In dem gerafften Abriss von 36 Seiten kündigt sich die Weite des Horizonts, die Tiefe der Einsicht in das Pädagogisch–Eigentliche, die Vielfarbigkeit von Welt, Kind und Erziehung an. Eine vorurteilslose Hinwendung und Offenheit zum Kind charakterisieren die Einstellung und Leitlinie Korczaks. In der spannungsvollen Einheit von Reflexion und Engagement (wieder)entdeckt der aufmerksame Leser manches verkümmerte Problembewusstsein, verschiedene vergessene oder gar verdrängte Wahrheiten als unerlässliche Wege, um die Vieldimensionalität kindlicher Erziehung verstehen und fördern zu können. Die kindliche Erziehung ist für ihn gebunden an „(d)as Recht des Kindes auf Achtung“; auf diese Weise soll es zu einem geglückten Menschsein entwickelt, ermutigt und ermächtigt werden. „Eine neue Generation wächst heran, eine neue Welle erhebt sich. Sie kommen mit ihren Fehlern und Vorzügen; schafft ihnen Bedingungen, unter denen sie besser aufwachsen können“ (S. 43).

Dem Gütersloher Verlagshaus gebührt Dank, dass es in demselben Band, auch die „Fröhliche Pädagogik“ veröffentlicht. Die Untertitel „Meine Ferien“ und „Radioplaudereien des Alten Doktors“ (S. 45) kennzeichnen die leichte, aber ernstzunehmende Art, unterschiedliche Erziehungssituationen zu beschreiben und allgemeingültige Erkenntnisse neu zu erhellen. Jedes Verstehen von Erziehung ist gebunden an ein Verstehen des Kindes in einer bestimmten Situation. Der kindliche Mensch reift als Individualität, geprägt durch Anlage und Umwelt. Erziehung als Hilfe zum vollen Menschwerden und Bildung als Frucht der Erziehung vollziehen sich in der Achtung des kindlichen Menschen. „Wann wird jener Moment der Freimütigkeit eintreten, da das Leben der Erwachsenen und das der Kinder gleichwertig nebeneinander stehen werden?“ (S. 100). Janusz Korczak kennt die Vielfarbigkeit der Wirklichkeit, die sich ihm über eine Vielfalt von Zugangsweisen erschließt.

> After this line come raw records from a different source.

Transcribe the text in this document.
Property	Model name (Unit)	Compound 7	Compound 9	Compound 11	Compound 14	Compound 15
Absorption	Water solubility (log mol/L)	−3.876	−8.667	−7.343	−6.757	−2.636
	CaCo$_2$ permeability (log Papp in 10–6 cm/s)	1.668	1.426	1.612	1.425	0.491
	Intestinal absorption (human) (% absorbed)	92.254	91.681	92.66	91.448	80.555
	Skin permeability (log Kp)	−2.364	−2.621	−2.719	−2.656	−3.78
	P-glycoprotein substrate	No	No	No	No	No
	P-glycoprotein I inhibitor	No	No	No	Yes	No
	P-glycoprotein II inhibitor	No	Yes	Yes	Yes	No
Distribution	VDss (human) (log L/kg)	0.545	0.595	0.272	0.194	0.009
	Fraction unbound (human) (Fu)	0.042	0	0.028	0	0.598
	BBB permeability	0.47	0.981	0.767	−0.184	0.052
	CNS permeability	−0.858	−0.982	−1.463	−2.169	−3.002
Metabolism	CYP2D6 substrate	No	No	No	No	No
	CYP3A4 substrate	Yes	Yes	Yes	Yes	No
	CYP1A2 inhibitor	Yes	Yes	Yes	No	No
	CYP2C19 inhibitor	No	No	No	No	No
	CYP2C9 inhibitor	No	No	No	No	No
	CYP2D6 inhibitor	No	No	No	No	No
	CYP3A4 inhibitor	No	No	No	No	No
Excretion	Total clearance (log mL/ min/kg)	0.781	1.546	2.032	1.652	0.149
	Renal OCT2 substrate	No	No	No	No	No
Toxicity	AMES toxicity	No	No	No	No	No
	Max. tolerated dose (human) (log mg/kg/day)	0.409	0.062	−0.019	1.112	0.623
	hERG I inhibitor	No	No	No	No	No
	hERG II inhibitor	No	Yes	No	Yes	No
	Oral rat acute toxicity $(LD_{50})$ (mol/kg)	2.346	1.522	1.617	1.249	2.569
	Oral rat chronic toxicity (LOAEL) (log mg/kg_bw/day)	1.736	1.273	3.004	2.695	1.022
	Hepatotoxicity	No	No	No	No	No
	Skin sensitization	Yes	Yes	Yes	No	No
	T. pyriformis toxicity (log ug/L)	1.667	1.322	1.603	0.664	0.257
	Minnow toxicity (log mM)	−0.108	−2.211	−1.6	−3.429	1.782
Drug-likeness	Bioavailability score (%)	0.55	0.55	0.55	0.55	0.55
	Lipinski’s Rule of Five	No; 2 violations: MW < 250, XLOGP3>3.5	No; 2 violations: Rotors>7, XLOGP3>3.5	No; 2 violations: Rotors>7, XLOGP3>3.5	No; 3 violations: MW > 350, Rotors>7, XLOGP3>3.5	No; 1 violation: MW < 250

Da das Kind als Dasein stets mit anderem Dasein lebt, nimmt die Erziehung die Gestalt eines Einordnungsprozesses in die gesellschaftlichen Formen und Strukturen, Gruppen und Institutionen an. Korczaks „Fröhliche Pädagogik“ macht vertraut mit Spielregeln und Gesetzen, mit Sitte und Brauchtum, verknüpft zugleich den Willen zur Anpassung mit dem Mut zum Widerstand und vermittelt sachliches Handeln mit gleichzeitigem Schärfen des Unterscheidungsvermögens. Bewusst wird das Kind bestärkt in seinem ursprünglichen Wissenwollen, aber auch der Sinn des Scheiterns bleibt im Blickfeld.

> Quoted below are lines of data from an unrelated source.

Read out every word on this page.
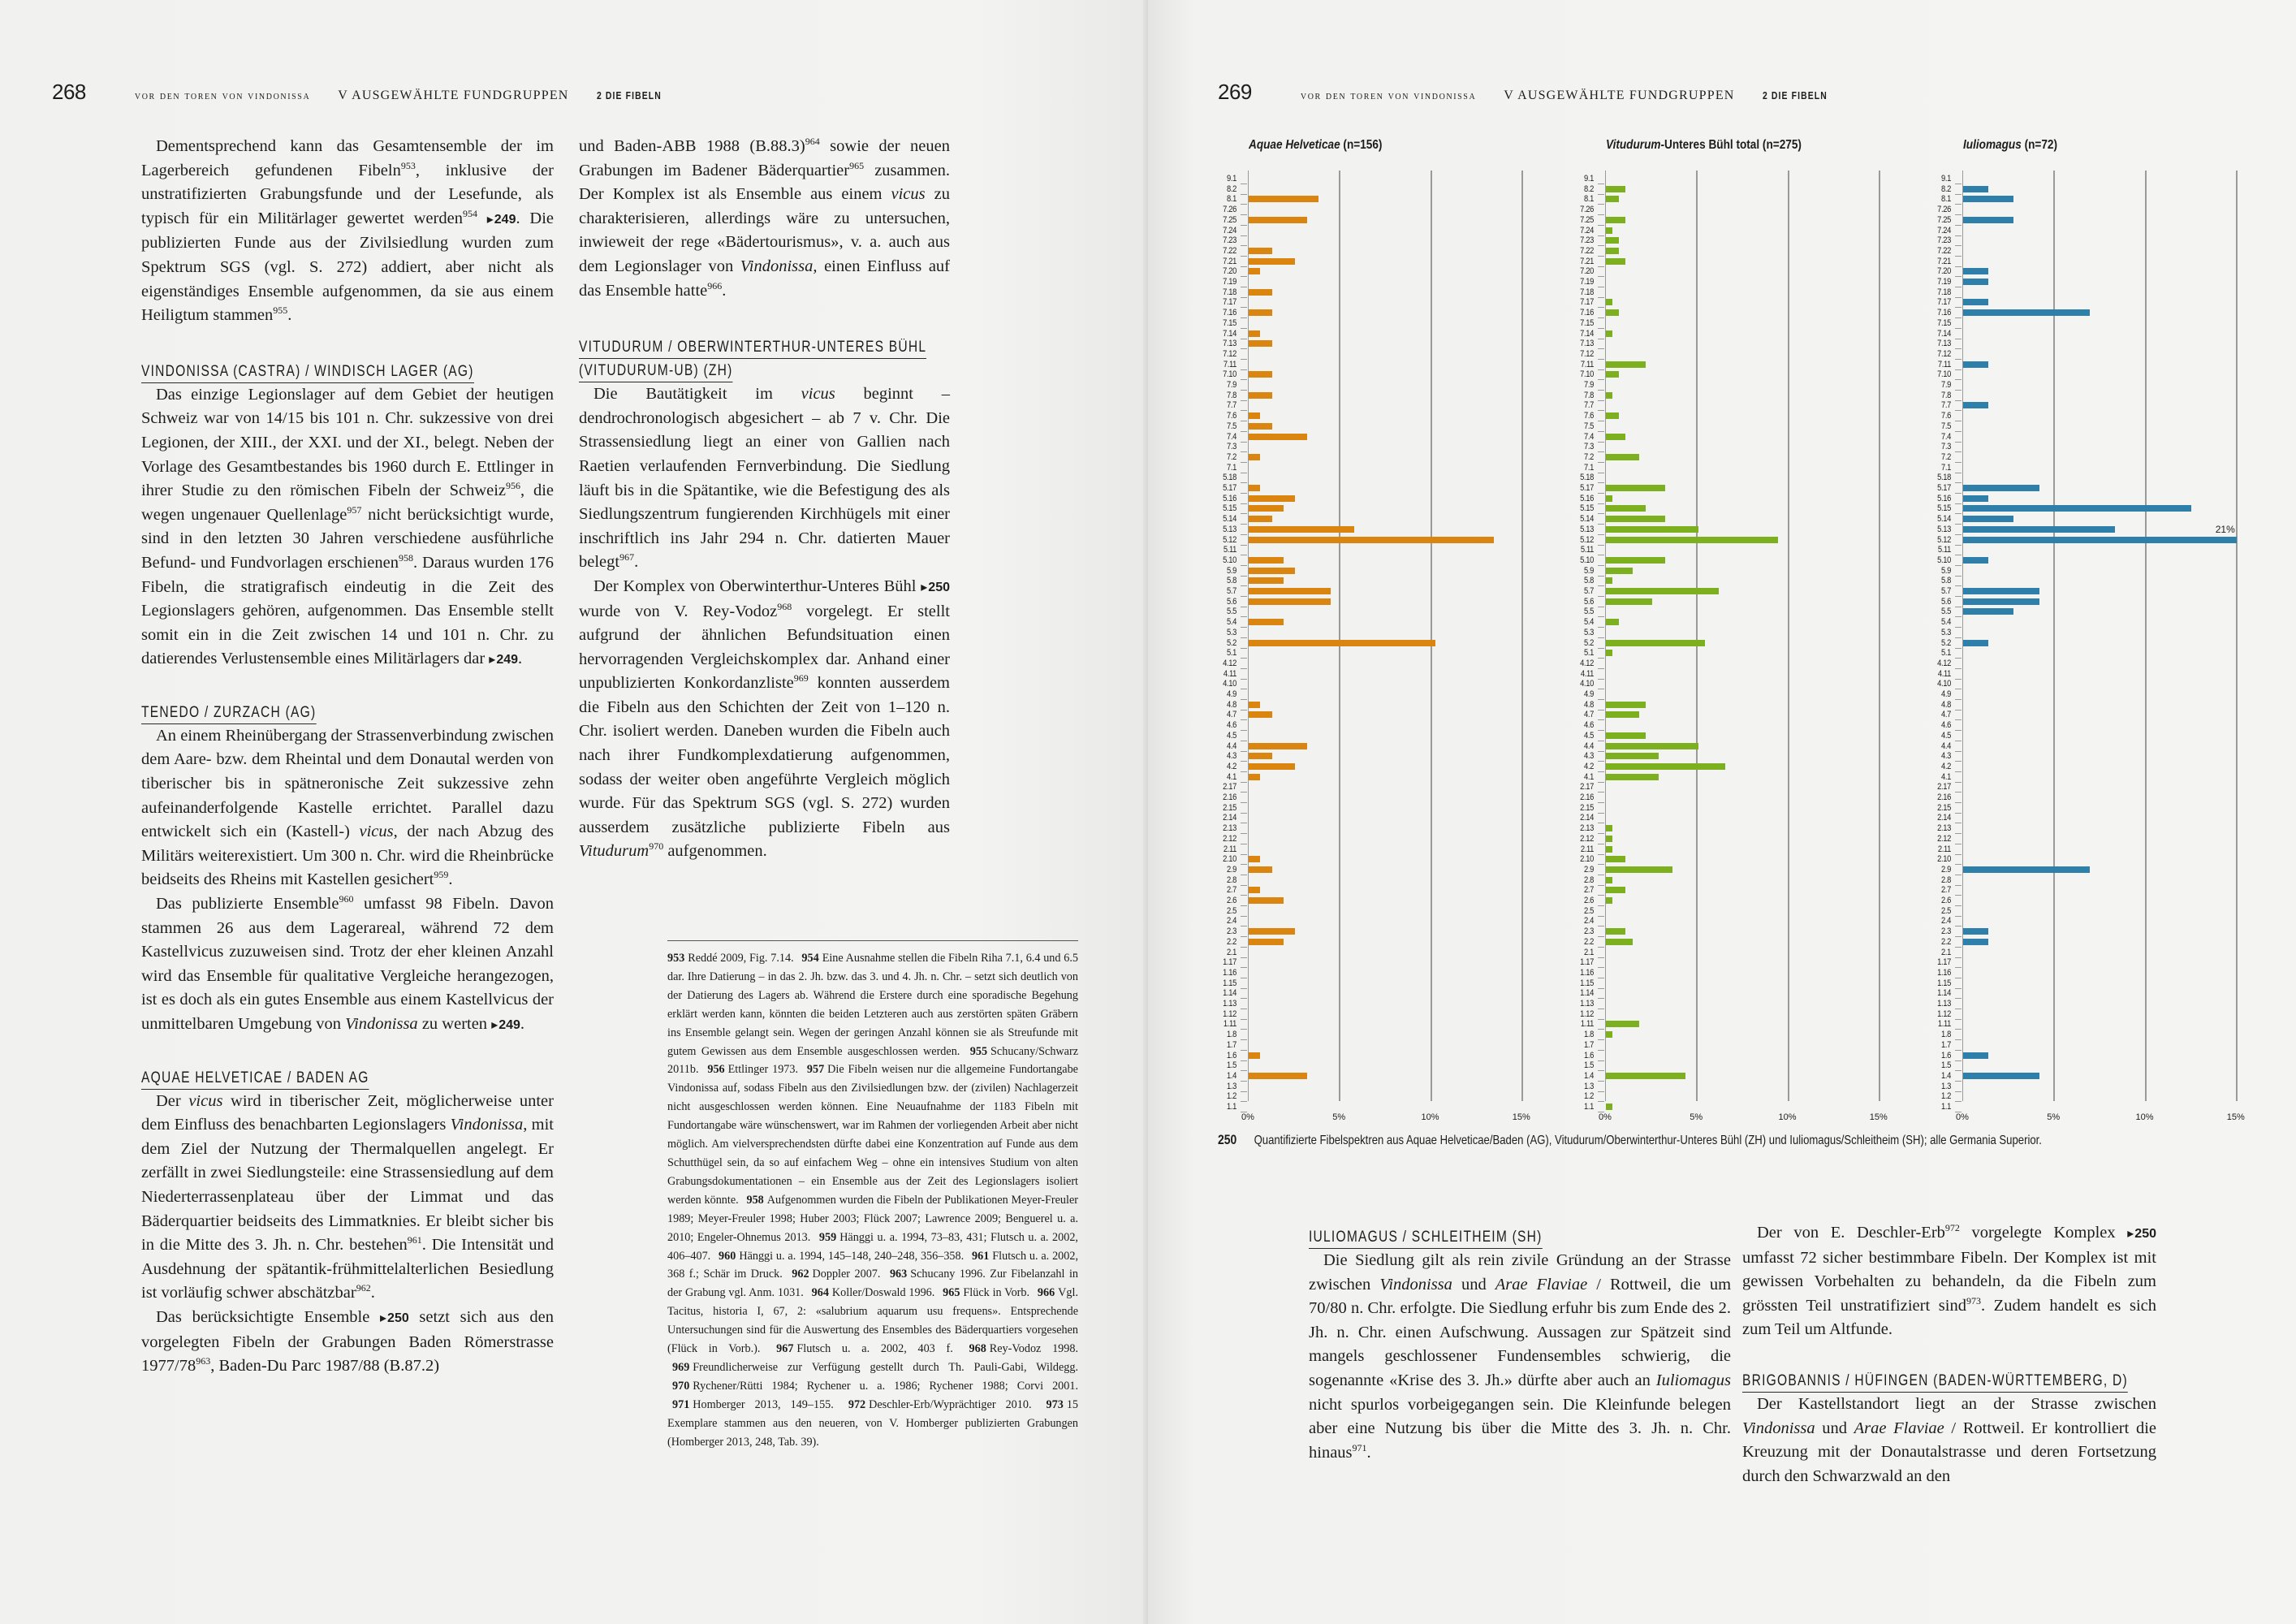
268	vor den toren von vindonissa V AUSGEWÄHLTE FUNDGRUPPEN	2 DIE FIBELN

Dementsprechend kann das Gesamtensemble der im Lagerbereich gefundenen Fibeln$^{953}$, inklusive der unstratifizierten Grabungsfunde und der Lesefunde, als typisch für ein Militärlager gewertet werden$^{954}$ ▸ 249. Die publizierten Funde aus der Zivilsiedlung wurden zum Spektrum SGS (vgl. S. 272) addiert, aber nicht als eigenständiges Ensemble aufgenommen, da sie aus einem Heiligtum stammen$^{955}$.

VINDONISSA (CASTRA) / WINDISCH LAGER (AG)

Das einzige Legionslager auf dem Gebiet der heutigen Schweiz war von 14/15 bis 101 n. Chr. sukzessive von drei Legionen, der XIII., der XXI. und der XI., belegt. Neben der Vorlage des Gesamtbestandes bis 1960 durch E. Ettlinger in ihrer Studie zu den römischen Fibeln der Schweiz$^{956}$, die wegen ungenauer Quellenlage$^{957}$ nicht berücksichtigt wurde, sind in den letzten 30 Jahren verschiedene ausführliche Befund- und Fundvorlagen erschienen$^{958}$. Daraus wurden 176 Fibeln, die stratigrafisch eindeutig in die Zeit des Legionslagers gehören, aufgenommen. Das Ensemble stellt somit ein in die Zeit zwischen 14 und 101 n. Chr. zu datierendes Verlustensemble eines Militärlagers dar ▸ 249.

TENEDO / ZURZACH (AG)

An einem Rheinübergang der Strassenverbindung zwischen dem Aare- bzw. dem Rheintal und dem Donautal werden von tiberischer bis in spätneronische Zeit sukzessive zehn aufeinanderfolgende Kastelle errichtet. Parallel dazu entwickelt sich ein (Kastell-) vicus, der nach Abzug des Militärs weiterexistiert. Um 300 n. Chr. wird die Rheinbrücke beidseits des Rheins mit Kastellen gesichert$^{959}$.

Das publizierte Ensemble$^{960}$ umfasst 98 Fibeln. Davon stammen 26 aus dem Lagerareal, während 72 dem Kastellvicus zuzuweisen sind. Trotz der eher kleinen Anzahl wird das Ensemble für qualitative Vergleiche herangezogen, ist es doch als ein gutes Ensemble aus einem Kastellvicus der unmittelbaren Umgebung von Vindonissa zu werten ▸ 249.

AQUAE HELVETICAE / BADEN AG

Der vicus wird in tiberischer Zeit, möglicherweise unter dem Einfluss des benachbarten Legionslagers Vindonissa, mit dem Ziel der Nutzung der Thermalquellen angelegt. Er zerfällt in zwei Siedlungsteile: eine Strassensiedlung auf dem Niederterrassenplateau über der Limmat und das Bäderquartier beidseits des Limmatknies. Er bleibt sicher bis in die Mitte des 3. Jh. n. Chr. bestehen$^{961}$. Die Intensität und Ausdehnung der spätantik-frühmittelalterlichen Besiedlung ist vorläufig schwer abschätzbar$^{962}$.

Das berücksichtigte Ensemble ▸ 250 setzt sich aus den vorgelegten Fibeln der Grabungen Baden Römerstrasse $1977/78^{963}$, Baden-Du Parc 1987/88 (B.87.2)

und Baden-ABB 1988 $(B.88.3)^{964}$ sowie der neuen Grabungen im Badener Bäderquartier$^{965}$ zusammen. Der Komplex ist als Ensemble aus einem vicus zu charakterisieren, allerdings wäre zu untersuchen, inwieweit der rege «Bädertourismus», v. a. auch aus dem Legionslager von Vindonissa, einen Einfluss auf das Ensemble hatte$^{966}$.

VITUDURUM / OBERWINTERTHUR-UNTERES BÜHL
(VITUDURUM-UB) (ZH)

Die Bautätigkeit im vicus beginnt – dendrochronologisch abgesichert – ab 7 v. Chr. Die Strassensiedlung liegt an einer von Gallien nach Raetien verlaufenden Fernverbindung. Die Siedlung läuft bis in die Spätantike, wie die Befestigung des als Siedlungszentrum fungierenden Kirchhügels mit einer inschriftlich ins Jahr 294 n. Chr. datierten Mauer belegt$^{967}$.

Der Komplex von Oberwinterthur-Unteres Bühl ▸ 250 wurde von V. Rey-Vodoz$^{968}$ vorgelegt. Er stellt aufgrund der ähnlichen Befundsituation einen hervorragenden Vergleichskomplex dar. Anhand einer unpublizierten Konkordanzliste$^{969}$ konnten ausserdem die Fibeln aus den Schichten der Zeit von 1–120 n. Chr. isoliert werden. Daneben wurden die Fibeln auch nach ihrer Fundkomplexdatierung aufgenommen, sodass der weiter oben angeführte Vergleich möglich wurde. Für das Spektrum SGS (vgl. S. 272) wurden ausserdem zusätzliche publizierte Fibeln aus Vitudurum$^{970}$ aufgenommen.

953 Reddé 2009, Fig. 7.14. 954 Eine Ausnahme stellen die Fibeln Riha 7.1, 6.4 und 6.5 dar. Ihre Datierung – in das 2. Jh. bzw. das 3. und 4. Jh. n. Chr. – setzt sich deutlich von der Datierung des Lagers ab. Während die Erstere durch eine sporadische Begehung erklärt werden kann, könnten die beiden Letzteren auch aus zerstörten späten Gräbern ins Ensemble gelangt sein. Wegen der geringen Anzahl können sie als Streufunde mit gutem Gewissen aus dem Ensemble ausgeschlossen werden. 955 Schucany/Schwarz 2011b. 956 Ettlinger 1973. 957 Die Fibeln weisen nur die allgemeine Fundortangabe Vindonissa auf, sodass Fibeln aus den Zivilsiedlungen bzw. der (zivilen) Nachlagerzeit nicht ausgeschlossen werden können. Eine Neuaufnahme der 1183 Fibeln mit Fundortangabe wäre wünschenswert, war im Rahmen der vorliegenden Arbeit aber nicht möglich. Am vielversprechendsten dürfte dabei eine Konzentration auf Funde aus dem Schutthügel sein, da so auf einfachem Weg – ohne ein intensives Studium von alten Grabungsdokumentationen – ein Ensemble aus der Zeit des Legionslagers isoliert werden könnte. 958 Aufgenommen wurden die Fibeln der Publikationen Meyer-Freuler 1989; Meyer-Freuler 1998; Huber 2003; Flück 2007; Lawrence 2009; Benguerel u. a. 2010; Engeler-Ohnemus 2013. 959 Hänggi u. a. 1994, 73–83, 431; Flutsch u. a. 2002, 406–407. 960 Hänggi u. a. 1994, 145–148, 240–248, 356–358. 961 Flutsch u. a. 2002, 368 f.; Schär im Druck. 962 Doppler 2007. 963 Schucany 1996. Zur Fibelanzahl in der Grabung vgl. Anm. 1031. 964 Koller/Doswald 1996. 965 Flück in Vorb. 966 Vgl. Tacitus, historia I, 67, 2: «salubrium aquarum usu frequens». Entsprechende Untersuchungen sind für die Auswertung des Ensembles des Bäderquartiers vorgesehen (Flück in Vorb.). 967 Flutsch u. a. 2002, 403 f. 968 Rey-Vodoz 1998. 969 Freundlicherweise zur Verfügung gestellt durch Th. Pauli-Gabi, Wildegg. 970 Rychener/Rütti 1984; Rychener u. a. 1986; Rychener 1988; Corvi 2001. 971 Homberger 2013, 149–155. 972 Deschler-Erb/Wyprächtiger 2010. 973 15 Exemplare stammen aus den neueren, von V. Homberger publizierten Grabungen (Homberger 2013, 248, Tab. 39).
269	vor den toren von vindonissa V AUSGEWÄHLTE FUNDGRUPPEN	2 DIE FIBELN
Aquae Helveticae (n=156)
9.1
8.2
8.1
7.26
7.25
7.24
7.23
7.22
7.21
7.20
7.19
7.18
7.17
7.16
7.15
7.14
7.13
7.12
7.11
7.10
7.9
7.8
7.7
7.6
7.5
7.4
7.3
7.2
7.1
5.18
5.17
5.16
5.15
5.14
5.13
5.12
5.11
5.10
5.9
5.8
5.7
5.6
5.5
5.4
5.3
5.2
5.1
4.12
4.11
4.10
4.9
4.8
4.7
4.6
4.5
4.4
4.3
4.2
4.1
2.17
2.16
2.15
2.14
2.13
2.12
2.11
2.10
2.9
2.8
2.7
2.6
2.5
2.4
2.3
2.2
2.1
1.17
1.16
1.15
1.14
1.13
1.12
1.11
1.8
1.7
1.6
1.5
1.4
1.3
1.2
1.1
0%	5%	10%	15%
Vitudurum-Unteres Bühl total (n=275)
9.1
8.2
8.1
7.26
7.25
7.24
7.23
7.22
7.21
7.20
7.19
7.18
7.17
7.16
7.15
7.14
7.13
7.12
7.11
7.10
7.9
7.8
7.7
7.6
7.5
7.4
7.3
7.2
7.1
5.18
5.17
5.16
5.15
5.14
5.13
5.12
5.11
5.10
5.9
5.8
5.7
5.6
5.5
5.4
5.3
5.2
5.1
4.12
4.11
4.10
4.9
4.8
4.7
4.6
4.5
4.4
4.3
4.2
4.1
2.17
2.16
2.15
2.14
2.13
2.12
2.11
2.10
2.9
2.8
2.7
2.6
2.5
2.4
2.3
2.2
2.1
1.17
1.16
1.15
1.14
1.13
1.12
1.11
1.8
1.7
1.6
1.5
1.4
1.3
1.2
1.1
0%	5%	10%	15%
Iuliomagus (n=72)
9.1
8.2
8.1
7.26
7.25
7.24
7.23
7.22
7.21
7.20
7.19
7.18
7.17
7.16
7.15
7.14
7.13
7.12
7.11
7.10
7.9
7.8
7.7
7.6
7.5
7.4
7.3
7.2
7.1
5.18
5.17
5.16
5.15
5.14
5.13
5.12
21%
5.11
5.10
5.9
5.8
5.7
5.6
5.5
5.4
5.3
5.2
5.1
4.12
4.11
4.10
4.9
4.8
4.7
4.6
4.5
4.4
4.3
4.2
4.1
2.17
2.16
2.15
2.14
2.13
2.12
2.11
2.10
2.9
2.8
2.7
2.6
2.5
2.4
2.3
2.2
2.1
1.17
1.16
1.15
1.14
1.13
1.12
1.11
1.8
1.7
1.6
1.5
1.4
1.3
1.2
1.1
0%	5%	10%	15%
250 Quantifizierte Fibelspektren aus Aquae Helveticae/Baden (AG), Vitudurum/Oberwinterthur-Unteres Bühl (ZH) und Iuliomagus/Schleitheim (SH); alle Germania Superior.
IULIOMAGUS / SCHLEITHEIM (SH)

Die Siedlung gilt als rein zivile Gründung an der Strasse zwischen Vindonissa und Arae Flaviae / Rottweil, die um 70/80 n. Chr. erfolgte. Die Siedlung erfuhr bis zum Ende des 2. Jh. n. Chr. einen Aufschwung. Aussagen zur Spätzeit sind mangels geschlossener Fundensembles schwierig, die sogenannte «Krise des 3. Jh.» dürfte aber auch an Iuliomagus nicht spurlos vorbeigegangen sein. Die Kleinfunde belegen aber eine Nutzung bis über die Mitte des 3. Jh. n. Chr. hinaus$^{971}$.

Der von E. Deschler-Erb$^{972}$ vorgelegte Komplex ▸ 250 umfasst 72 sicher bestimmbare Fibeln. Der Komplex ist mit gewissen Vorbehalten zu behandeln, da die Fibeln zum grössten Teil unstratifiziert sind$^{973}$. Zudem handelt es sich zum Teil um Altfunde.

BRIGOBANNIS / HÜFINGEN (BADEN-WÜRTTEMBERG, D)

Der Kastellstandort liegt an der Strasse zwischen Vindonissa und Arae Flaviae / Rottweil. Er kontrolliert die Kreuzung mit der Donautalstrasse und deren Fortsetzung durch den Schwarzwald an den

Mit diesen ausgewählten Aspekten ist gleichsam das offene Koordinatensystem angedeutet, das Janusz Korczaks Pädagogik kennzeichnet. Die recht unterschiedlichen Aussagen schließen sich nicht zu einem runden Gesamtbild. Diese heilsame Einsicht lässt auf dem unabschließbaren Weg unentwegten Fragens, Denkens und Handelns mutig und zuversichtlich weitergehen.

Dietmar Höffe

Quelle: Informationen für Religionslehrerinnen und Religionslehrer Bistum Limburg 33 (2004), Heft 3, S. 186f.